Je näher sie kamen, desto gefährlicher wurde es für uns alle.
KAPITEL 10
GRACE
Als Sam nach Hause kam, widmeten Rachel und ich uns bereits seit einer halben Stunde dem Unterfangen, Parmesanhühnchen herzustellen. Rachel brachte nicht die notwendige Konzentration auf, um das Hühnchen zu panieren, also ließ ich sie die Tomatensoße umrühren und wälzte selbst eine scheinbar endlose Anzahl Hühnchenstreifen zuerst in Ei und dann in Semmelbröseln. Ich tat, als sei ich genervt, in Wahrheit aber fand ich die monotone Tätigkeit entspannend. Außerdem fühlten sich die Zutaten angenehm in meinen Händen an: Erst glitschte die zähflüssige, leuchtend gelbe Eiermasse über das Hühnerfleisch, dann kamen mit einem sanften Wusch die Semmelbrösel, die sich in dem Versuch, dem Hühnerfleisch zu entwischen, zu kleinen Klümpchen zusammenpappten.
Wenn ich nur nicht die ganze Zeit diese Kopfschmerzen gehabt hätte.

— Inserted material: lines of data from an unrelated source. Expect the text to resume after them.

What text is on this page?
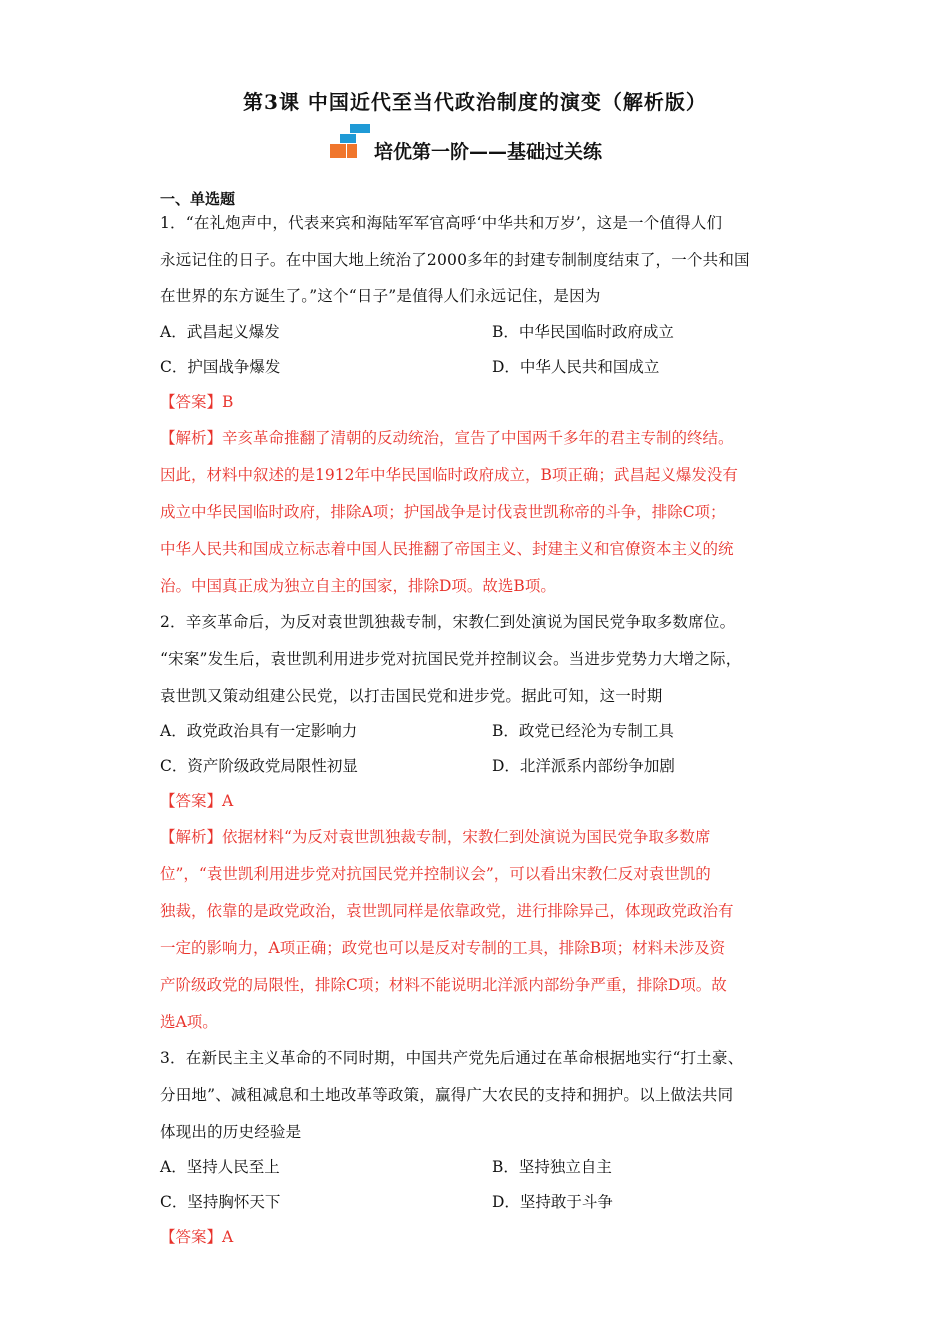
第3课 中国近代至当代政治制度的演变（解析版）
培优第一阶——基础过关练
一、单选题
1．“在礼炮声中，代表来宾和海陆军军官高呼‘中华共和万岁’，这是一个值得人们
永远记住的日子。在中国大地上统治了2000多年的封建专制制度结束了，一个共和国
在世界的东方诞生了。”这个“日子”是值得人们永远记住，是因为
A．武昌起义爆发	B．中华民国临时政府成立
C．护国战争爆发	D．中华人民共和国成立
【答案】B
【解析】辛亥革命推翻了清朝的反动统治，宣告了中国两千多年的君主专制的终结。
因此，材料中叙述的是1912年中华民国临时政府成立，B项正确；武昌起义爆发没有
成立中华民国临时政府，排除A项；护国战争是讨伐袁世凯称帝的斗争，排除C项；
中华人民共和国成立标志着中国人民推翻了帝国主义、封建主义和官僚资本主义的统
治。中国真正成为独立自主的国家，排除D项。故选B项。
2．辛亥革命后，为反对袁世凯独裁专制，宋教仁到处演说为国民党争取多数席位。
“宋案”发生后，袁世凯利用进步党对抗国民党并控制议会。当进步党势力大增之际，
袁世凯又策动组建公民党，以打击国民党和进步党。据此可知，这一时期
A．政党政治具有一定影响力	B．政党已经沦为专制工具
C．资产阶级政党局限性初显	D．北洋派系内部纷争加剧
【答案】A
【解析】依据材料“为反对袁世凯独裁专制，宋教仁到处演说为国民党争取多数席
位”，“袁世凯利用进步党对抗国民党并控制议会”，可以看出宋教仁反对袁世凯的
独裁，依靠的是政党政治，袁世凯同样是依靠政党，进行排除异己，体现政党政治有
一定的影响力，A项正确；政党也可以是反对专制的工具，排除B项；材料未涉及资
产阶级政党的局限性，排除C项；材料不能说明北洋派内部纷争严重，排除D项。故
选A项。
3．在新民主主义革命的不同时期，中国共产党先后通过在革命根据地实行“打土豪、
分田地”、减租减息和土地改革等政策，赢得广大农民的支持和拥护。以上做法共同
体现出的历史经验是
A．坚持人民至上	B．坚持独立自主
C．坚持胸怀天下	D．坚持敢于斗争
【答案】A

Zum Glück lenkten mich Rachel und das Kochen ganz gut davon ab, genauso wie von der Tatsache, dass es draußen winterlich dunkel geworden war; die Kälte schien sich regelrecht gegen das Fenster über der Spüle zu drängen und Sam war immer noch nicht da. In meinem Kopf sagte ich mir immer wieder dasselbe Mantra vor: Er verwandelt sich nicht. Er ist geheilt. Es ist vorbei.
Rachel stieß mich mit der Hüfte an und erst da fiel mir auf, dass sie die Musik ohrenbetäubend laut aufgedreht hatte. Sie stieß mich noch mal an, im Takt des Songs, und wirbelte dann in die Mitte der Küche. Sie schwenkte die Arme wild über dem Kopf und führte eine Art grotesken Snoopy-Tanz auf. Ihre Klamotten, ein schwarzes Kleid über gestreiften Leggings, und ihre zwei Zöpfe verstärkten den Effekt ihrer skurrilen Darbietung noch.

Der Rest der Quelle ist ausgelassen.